Our first step, as with any technique, is the pre-processing step, to get the data ready for analyis.
First, read in our Music Reviews corpus as a Pandas dataframe.
In [ ]:
#import the necessary packages
import pandas
import nltk
from nltk import word_tokenize
import string
#read the Music Reviews corpus into a Pandas dataframe
df = pandas.read_csv("../Data/BDHSI2016_music_reviews.csv", encoding='utf-8', sep = '\t')
#view the dataframe
df
The next step is to create a new column in our dataset that contains tokenized words with all the pre-processing steps.
In [ ]:
#first create a new column called "body_tokens" and transform to lowercase by applying the string function str.lower()
df['body'] = df['body'].apply(lambda x: ''.join([i for i in x if not i.isdigit()]))
df['body_tokens'] = df['body'].str.lower()
In [ ]:
#tokenize
df['body_tokens'] = df['body_tokens'].apply(nltk.word_tokenize)
#view output
print(df['body_tokens'])
In [ ]:
punctuations = list(string.punctuation)
#remove punctuation. Let's talk about that lambda x.
df['body_tokens'] = df['body_tokens'].apply(lambda x: [word for word in x if word not in punctuations])
#view output
print(df['body_tokens'])
Pre-processing is done. What other pre-processing steps might we use?
One more step before getting to the dictionary method. We want a total token count for each row, so we can normalize the dictionary counts. To do this we simply create a new column that contains the length of the token list in each row.
In [ ]:
df['token_count'] = df['body_tokens'].apply(lambda x: len(x))
print(df[['body_tokens','token_count']])
I created two text files, one is a list of positive words from the MPQA dictionary, the other is a list of negative words. One word per line. Our goal here is to count the number of positive and negative words in each row of our dataframe, and add two columns to our dataset with the count of positive and negative words.
First, read in the positive and negative words and create list variables for each.
In [ ]:
pos_sent = open("../Data/positive_words.txt", encoding='utf-8').read()
neg_sent = open("../Data/negative_words.txt", encoding='utf-8').read()
#view part of the pos_sent variable, to see how it's formatted.
print(pos_sent[:101])
In [ ]:
#remember the split function? We'll split on the newline character (\n) to create a list
positive_words=pos_sent.split('\n')
negative_words=neg_sent.split('\n')
#view the first elements in the lists
print(positive_words[:10])
print(negative_words[:10])
positive_words
In [ ]:
#count number of words in each list
print(len(positive_words))
print(len(negative_words))
Great! You know what to do now.
Exercise:
In [ ]:
#exercise code here
That's the dictionary method! You can do this with any dictionary you want, standard or you can create your own.

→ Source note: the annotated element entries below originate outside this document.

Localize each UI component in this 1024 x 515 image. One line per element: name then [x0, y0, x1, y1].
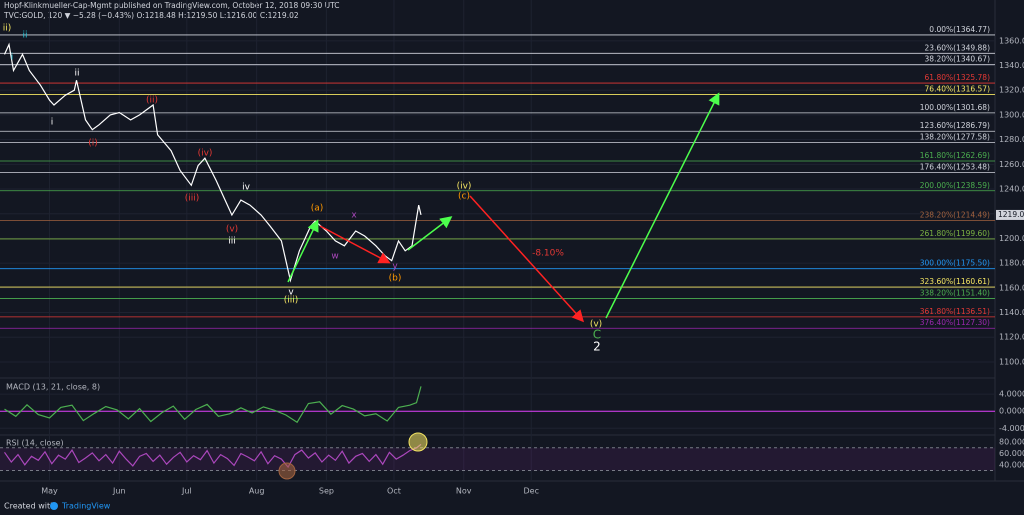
wave-label: i — [51, 118, 54, 128]
y-tick-label: 1160.00 — [999, 283, 1024, 292]
x-tick-label: Jul — [181, 487, 192, 496]
fib-label: 123.60%(1286.79) — [920, 121, 990, 130]
fib-label: 361.80%(1136.51) — [920, 307, 990, 316]
arrow — [407, 216, 453, 251]
wave-label: (i) — [88, 139, 98, 149]
footer-created: Created with — [4, 502, 55, 511]
y-tick-label: 1100.00 — [999, 357, 1024, 366]
fib-label: 61.80%(1325.78) — [925, 73, 991, 82]
fib-label: 338.20%(1151.40) — [920, 288, 990, 297]
pane-label: MACD (13, 21, close, 8) — [6, 383, 100, 392]
header-line2: TVC:GOLD, 120 ▼ −5.28 (−0.43%) O:1218.48… — [3, 11, 299, 20]
x-tick-label: Dec — [524, 487, 539, 496]
fib-label: 38.20%(1340.67) — [925, 55, 991, 64]
fib-label: 100.00%(1301.68) — [920, 103, 990, 112]
fib-label: 76.40%(1316.57) — [925, 84, 991, 93]
pane-label: RSI (14, close) — [6, 439, 64, 448]
wave-label: ii — [74, 69, 79, 79]
series-line — [3, 42, 422, 283]
wave-label: (a) — [311, 204, 324, 214]
wave-label: (v) — [590, 320, 602, 330]
y-tick-label: 1180.00 — [999, 259, 1024, 268]
fib-label: 238.20%(1214.49) — [920, 211, 990, 220]
wave-label: (iii) — [284, 296, 299, 306]
wave-label: (c) — [458, 192, 470, 202]
y-tick-label: 1360.00 — [999, 36, 1024, 45]
footer-brand: TradingView — [61, 502, 111, 511]
fib-label: 176.40%(1253.48) — [920, 162, 990, 171]
y-tick-label: 1320.00 — [999, 86, 1024, 95]
x-tick-label: Oct — [387, 487, 401, 496]
arrows — [287, 92, 720, 323]
x-tick-label: Sep — [319, 487, 334, 496]
wave-label: iv — [242, 183, 251, 193]
highlight-circle — [278, 462, 296, 480]
arrow — [319, 225, 391, 264]
x-tick-label: Nov — [456, 487, 472, 496]
indicator-panes: MACD (13, 21, close, 8) RSI (14, close) — [0, 383, 995, 471]
main-pane: 0.00%(1364.77) 23.60%(1349.88) 38.20%(1340… — [0, 0, 995, 481]
arrow — [605, 92, 720, 319]
wave-label: v — [288, 288, 294, 298]
y-tick-label: 1260.00 — [999, 160, 1024, 169]
wave-label: x — [351, 211, 357, 221]
fib-label: 138.20%(1277.58) — [920, 133, 990, 142]
wave-label: w — [331, 252, 338, 262]
wave-label: (iv) — [457, 182, 472, 192]
y-tick-label: 1120.00 — [999, 333, 1024, 342]
x-tick-label: Jun — [112, 487, 126, 496]
wave-label: (ii) — [146, 96, 158, 106]
fib-label: 200.00%(1238.59) — [920, 181, 990, 190]
fib-label: 261.80%(1199.60) — [920, 229, 990, 238]
y-tick-label: 1340.00 — [999, 61, 1024, 70]
wave-label: (iv) — [198, 149, 213, 159]
wave-label: iii — [228, 237, 236, 247]
rsi-band — [0, 447, 995, 471]
series-line — [4, 386, 422, 424]
price-tag-label: 1219.02 — [998, 210, 1024, 219]
wave-label: y — [392, 262, 398, 272]
wave-label: ii) — [3, 24, 12, 34]
y-tick-label: 1140.00 — [999, 308, 1024, 317]
wave-label: i — [11, 53, 14, 63]
x-tick-label: May — [41, 487, 58, 496]
wave-label: (iii) — [185, 194, 200, 204]
y-tick-label: 1280.00 — [999, 135, 1024, 144]
logo — [50, 502, 58, 510]
highlight-circle — [408, 432, 428, 452]
wave-label: ii — [22, 31, 27, 41]
y-tick-label: 1200.00 — [999, 234, 1024, 243]
y-tick-label: 1300.00 — [999, 110, 1024, 119]
wave-label: (v) — [226, 225, 238, 235]
fib-label: 300.00%(1175.50) — [920, 259, 990, 268]
wave-label: C — [593, 328, 601, 342]
fib-label: 376.40%(1127.30) — [920, 318, 990, 327]
fib-label: 323.60%(1160.61) — [920, 277, 990, 286]
wave-label: -8.10% — [532, 249, 564, 259]
x-tick-label: Aug — [249, 487, 265, 496]
wave-label: (b) — [389, 274, 402, 284]
fib-label: 161.80%(1262.69) — [920, 151, 990, 160]
wave-label: 2 — [593, 340, 601, 354]
fib-label: 23.60%(1349.88) — [925, 43, 991, 52]
fib-label: 0.00%(1364.77) — [929, 25, 990, 34]
header-line1: Hopf-Klinkmueller-Cap-Mgmt published on … — [4, 1, 339, 10]
arrow — [469, 195, 585, 323]
price-tag — [996, 209, 1024, 220]
series-line — [4, 443, 422, 469]
y-tick-label: 1240.00 — [999, 185, 1024, 194]
arrow — [287, 219, 319, 283]
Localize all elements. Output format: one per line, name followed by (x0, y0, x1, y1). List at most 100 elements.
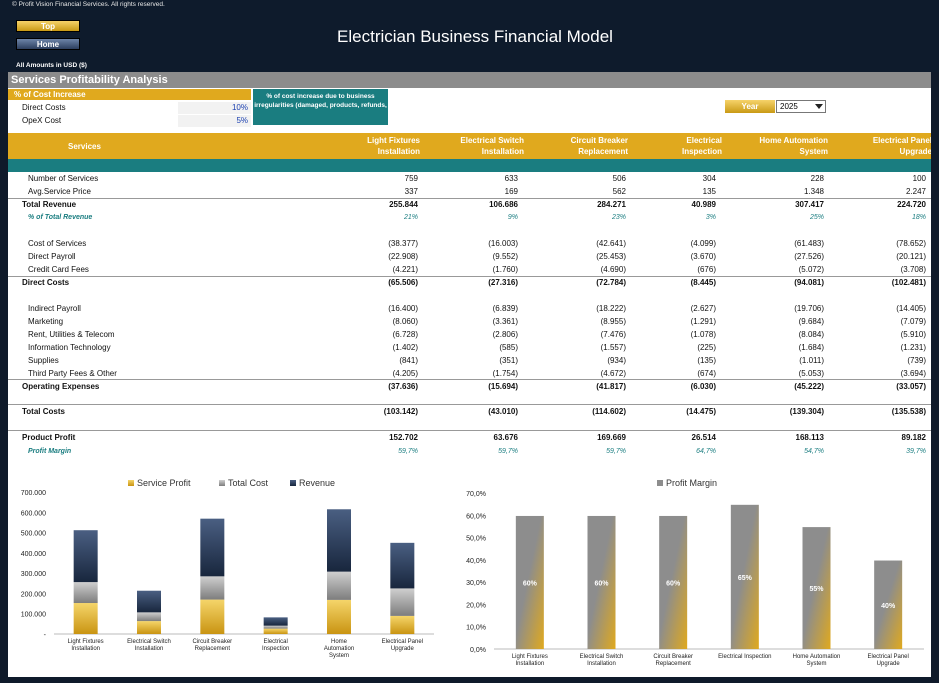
y-tick-label: 60,0% (466, 513, 486, 520)
bar-profit-margin (874, 560, 903, 649)
table-row: Indirect Payroll (16.400) (6.839) (18.222) (… (8, 303, 931, 315)
data-label: 40% (881, 603, 896, 610)
table-cell: (1.402) (392, 343, 418, 352)
table-cell: 337 (404, 187, 418, 196)
row-divider (8, 198, 931, 199)
table-row: Product Profit 152.702 63.676 169.669 26.514… (8, 432, 931, 444)
row-label: Total Revenue (22, 200, 77, 209)
column-header: Electrical Switch Installation (424, 135, 524, 157)
bar-total-cost (137, 612, 161, 622)
table-cell: (43.010) (488, 407, 518, 416)
table-cell: (8.445) (690, 278, 716, 287)
y-tick-label: 500.000 (21, 531, 46, 538)
table-cell: 106.686 (489, 200, 518, 209)
table-cell: (4.099) (690, 239, 716, 248)
table-cell: (6.030) (690, 382, 716, 391)
table-cell: (4.672) (600, 369, 626, 378)
table-cell: 304 (702, 174, 716, 183)
opex-cost-label: OpeX Cost (22, 116, 62, 125)
table-cell: 25% (809, 214, 824, 221)
x-tick-label: Electrical Switch (580, 654, 624, 660)
table-cell: (114.602) (592, 407, 626, 416)
bar-revenue (200, 518, 225, 577)
table-cell: (37.636) (388, 382, 418, 391)
column-header: Home Automation System (728, 135, 828, 157)
table-cell: (1.291) (690, 317, 716, 326)
profit-margin-chart: 0,0% 10,0% 20,0% 30,0% 40,0% 50,0% 60,0% 70,0% 6… (448, 472, 931, 677)
revenue-cost-chart: - 100.000 200.000 300.000 400.000 500.000 600.… (8, 472, 438, 677)
table-row: Number of Services 759 633 506 304 228 100 (8, 173, 931, 185)
x-tick-label: Installation (135, 646, 164, 652)
table-cell: 255.844 (389, 200, 418, 209)
row-label: Operating Expenses (22, 382, 100, 391)
legend-label: Service Profit (137, 478, 191, 488)
table-cell: (674) (697, 369, 716, 378)
table-row: Direct Costs (65.506) (27.316) (72.784) (8.4… (8, 277, 931, 289)
table-row: Third Party Fees & Other (4.205) (1.754) (4… (8, 368, 931, 380)
table-cell: 1.348 (803, 187, 824, 196)
table-cell: (1.078) (690, 330, 716, 339)
table-cell: (16.400) (388, 304, 418, 313)
worksheet: Services Profitability Analysis % of Cos… (8, 72, 931, 677)
x-tick-label: Replacement (195, 646, 231, 652)
table-cell: (1.557) (600, 343, 626, 352)
direct-costs-input[interactable]: 10% (178, 102, 251, 114)
table-cell: 169 (504, 187, 518, 196)
legend-label: Profit Margin (666, 478, 717, 488)
table-cell: (1.011) (799, 356, 824, 365)
home-button[interactable]: Home (16, 38, 80, 50)
x-tick-label: Circuit Breaker (653, 654, 693, 660)
table-row: Credit Card Fees (4.221) (1.760) (4.690) (67… (8, 264, 931, 276)
column-header: Light Fixtures Installation (320, 135, 420, 157)
year-dropdown[interactable]: 2025 (776, 100, 826, 113)
column-header-line2: Installation (481, 147, 524, 156)
row-label: Third Party Fees & Other (28, 369, 117, 378)
table-cell: (3.361) (492, 317, 518, 326)
services-column-header: Services (68, 142, 101, 151)
table-row: Direct Payroll (22.908) (9.552) (25.453) (3.… (8, 251, 931, 263)
table-row: Supplies (841) (351) (934) (135) (1.011) (739) (8, 355, 931, 367)
table-cell: 89.182 (901, 433, 926, 442)
x-tick-label: Automation (324, 646, 354, 652)
y-tick-label: 600.000 (21, 510, 46, 517)
cost-increase-header: % of Cost Increase (8, 89, 251, 100)
bar-service-profit (263, 628, 288, 634)
legend-swatch (128, 480, 134, 486)
x-tick-label: Upgrade (391, 646, 415, 652)
table-cell: (2.806) (492, 330, 518, 339)
top-button[interactable]: Top (16, 20, 80, 32)
column-header-line1: Home Automation (759, 136, 828, 145)
row-label: Supplies (28, 356, 59, 365)
bar-revenue (263, 617, 288, 626)
table-cell: (45.222) (794, 382, 824, 391)
direct-costs-label: Direct Costs (22, 103, 66, 112)
x-tick-label: Electrical Panel (382, 639, 423, 645)
table-cell: 506 (612, 174, 626, 183)
table-cell: (61.483) (794, 239, 824, 248)
table-cell: (3.708) (900, 265, 926, 274)
table-cell: (3.670) (690, 252, 716, 261)
x-tick-label: Home (331, 639, 348, 645)
table-cell: (16.003) (488, 239, 518, 248)
table-row: Avg.Service Price 337 169 562 135 1.348 2.247 (8, 186, 931, 198)
column-header-line2: Installation (377, 147, 420, 156)
opex-cost-input[interactable]: 5% (178, 115, 251, 127)
row-label: Direct Payroll (28, 252, 76, 261)
bar-service-profit (137, 621, 161, 634)
legend-label: Revenue (299, 478, 335, 488)
data-label: 60% (523, 580, 538, 587)
table-row: Information Technology (1.402) (585) (1.557… (8, 342, 931, 354)
column-header-line1: Light Fixtures (367, 136, 420, 145)
bar-profit-margin (802, 527, 831, 649)
table-cell: (135.538) (891, 407, 926, 416)
row-label: Profit Margin (28, 448, 72, 455)
currency-note: All Amounts in USD ($) (16, 62, 87, 69)
table-cell: (94.081) (794, 278, 824, 287)
row-divider (8, 430, 931, 431)
chevron-down-icon[interactable] (815, 104, 823, 109)
legend-label: Total Cost (228, 478, 269, 488)
table-cell: (5.910) (900, 330, 926, 339)
bar-revenue (73, 530, 98, 583)
table-cell: (5.072) (798, 265, 824, 274)
table-cell: (18.222) (596, 304, 626, 313)
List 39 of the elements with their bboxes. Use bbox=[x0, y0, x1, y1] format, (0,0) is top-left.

We can also do this using the document term matrix. We'll again do this in pandas, to make it conceptually clear. As you get more comfortable with programming you may want to eventually shift over to working with sparse matrix format.
In [ ]:
#import the function CountVectorizer
from sklearn.feature_extraction.text import CountVectorizer
countvec = CountVectorizer()
#create our document term matrix as a pandas dataframe
dtm_df = pandas.DataFrame(countvec.fit_transform(df.body).toarray(), columns=countvec.get_feature_names(), index = df.index)
dtm_df
Now we can keep only those columns that occur in our positive words list. To do this, we'll first save a list of the columns names as a variable, and then only keep the elements of the list that occur in our positive words list. We'll then create a new dataframe keeping only those select columns.
In [ ]:
#create a columns variable that is a list of all column names
columns = list(dtm_df)
columns
In [ ]:
#create a new variable that contains only column names that are in our postive words list
pos_columns = [word for word in columns if word in positive_words]
pos_columns
In [ ]:
#create a dtm from our dtm_df that keeps only positive sentiment columns
dtm_pos = dtm_df[pos_columns]
dtm_pos
In [ ]:
#count the number of positive words for each document
dtm_pos['pos_count'] = dtm_pos.sum(axis=1)
#dtm_pos.drop('pos_count',axis=1, inplace=True)
dtm_pos['pos_count']
EX: Do the same for negative words.
EX: Calculate the proportion of negative and positive words for each document.